The Consumer Financial Protection Bureau brought an administrative enforcement action yesterday against morgage originator giant PHH Corporation alleging, among other things, violations of the anti-kickback provisions of The Real Estate Settlements Procedures Act (RESPA). To quote the agency's press release:
Today, the Consumer Financial Protection Bureau (CFPB) initiated an administrative proceeding against PHH Corporation and its affiliates (PHH), alleging PHH harmed consumers through a mortgage insurance kickback scheme that started as early as 1995. The CFPB is seeking a civil fine, a permanent injunction to prevent future violations, and victim restitution. ... Mortgage insurance is typically required on loans when homeowners borrow more than 80 percent of the value of their home. ... Mortgage insurance can be harmful when illegal kickbacks inflate its cost. Increasing the burden on borrowers who already have little equity increases the risk that they will default on their mortgages. [RESPA] protects consumers by banning kickbacks that tend to unnecessarily increase the cost of mortgage settlement services. RESPA also helps promote a level playing field by ensuring companies compete for business on fair and transparent terms. A CFPB investigation showed that when PHH originated mortgages, it referred consumers to mortgage insurers with which it partnered. In exchange for this referral, these insurers purchased “reinsurance” from PHH’s subsidiaries. Reinsurance is supposed to transfer risk to help mortgage insurers cover their own risk of unexpectedly high losses. According to today’s Notice of Charges, PHH took the reinsurance fees as kickbacks, in violation of RESPA. The CFPB alleges that because of PHH’s scheme, consumers ended up paying more in mortgage insurance premiums. ... The Bureau believes that from the start of the arrangements, and continuing into at least 2009, PHH manipulated its allocation of mortgage insurance business to maximize kickback reinsurance payments for itself. PHH Corporation and its affiliates are specifically accused of:
Kickbacks: Over the approximately 15-year scheme, the CFPB alleges that PHH set up a system whereby it received as much as 40 percent of the premiums that consumers paid to mortgage insurers, collecting hundreds of millions of dollars in kickbacks;
Overcharging Loans: In some cases, PHH charged more money for loans to consumers who did not buy mortgage insurance from one of its kickback partners.
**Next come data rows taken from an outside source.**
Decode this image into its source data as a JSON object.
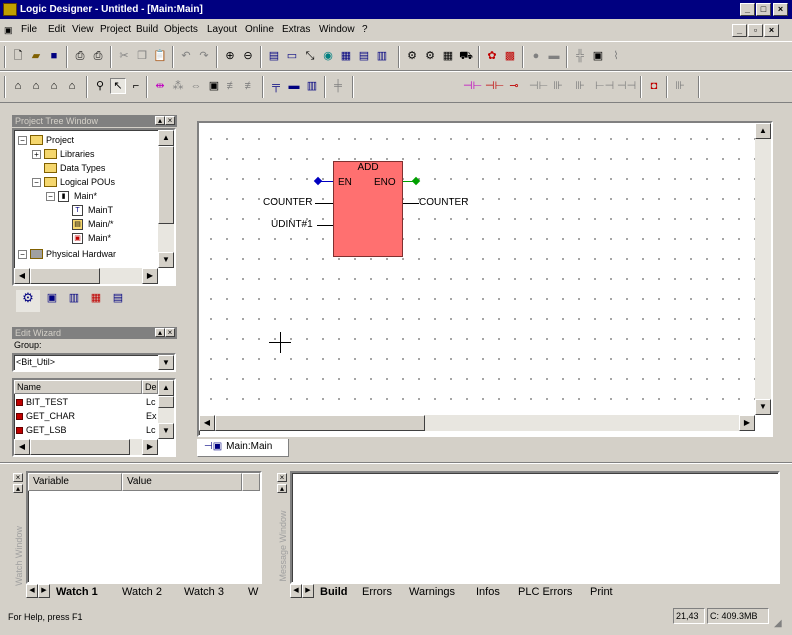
{
  "window": {
    "title": "Logic Designer - Untitled - [Main:Main]"
  },
  "menu": [
    "File",
    "Edit",
    "View",
    "Project",
    "Build",
    "Objects",
    "Layout",
    "Online",
    "Extras",
    "Window",
    "?"
  ],
  "project_tree": {
    "title": "Project Tree Window",
    "items": [
      "Project",
      "Libraries",
      "Data Types",
      "Logical POUs",
      "Main*",
      "MainT",
      "Main/*",
      "Main*",
      "Physical Hardwar"
    ]
  },
  "edit_wizard": {
    "title": "Edit Wizard",
    "group_label": "Group:",
    "group_value": "<Bit_Util>",
    "col_name": "Name",
    "col_desc": "De",
    "rows": [
      {
        "name": "BIT_TEST",
        "desc": "Lc"
      },
      {
        "name": "GET_CHAR",
        "desc": "Ex"
      },
      {
        "name": "GET_LSB",
        "desc": "Lc"
      }
    ]
  },
  "fbd": {
    "block_name": "ADD",
    "en": "EN",
    "eno": "ENO",
    "in1": "COUNTER",
    "in2": "UDINT#1",
    "out": "COUNTER"
  },
  "editor_tab": "Main:Main",
  "watch": {
    "side_label": "Watch Window",
    "col_variable": "Variable",
    "col_value": "Value",
    "tabs": [
      "Watch 1",
      "Watch 2",
      "Watch 3",
      "W"
    ]
  },
  "message": {
    "side_label": "Message Window",
    "tabs": [
      "Build",
      "Errors",
      "Warnings",
      "Infos",
      "PLC Errors",
      "Print"
    ]
  },
  "status": {
    "help": "For Help, press F1",
    "position": "21,43",
    "memory": "C: 409.3MB"
  }
}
In general, they charged these consumers additional percentage points on their loans; and
Creating Higher-Priced Insurance: PHH pressured mortgage insurers to “purchase” its reinsurance with the understanding or agreement that the insurers would then receive borrower referrals from PHH. PHH continued to steer business to its mortgage insurance partners even when it knew the prices its partners charged were higher than competitors’ prices.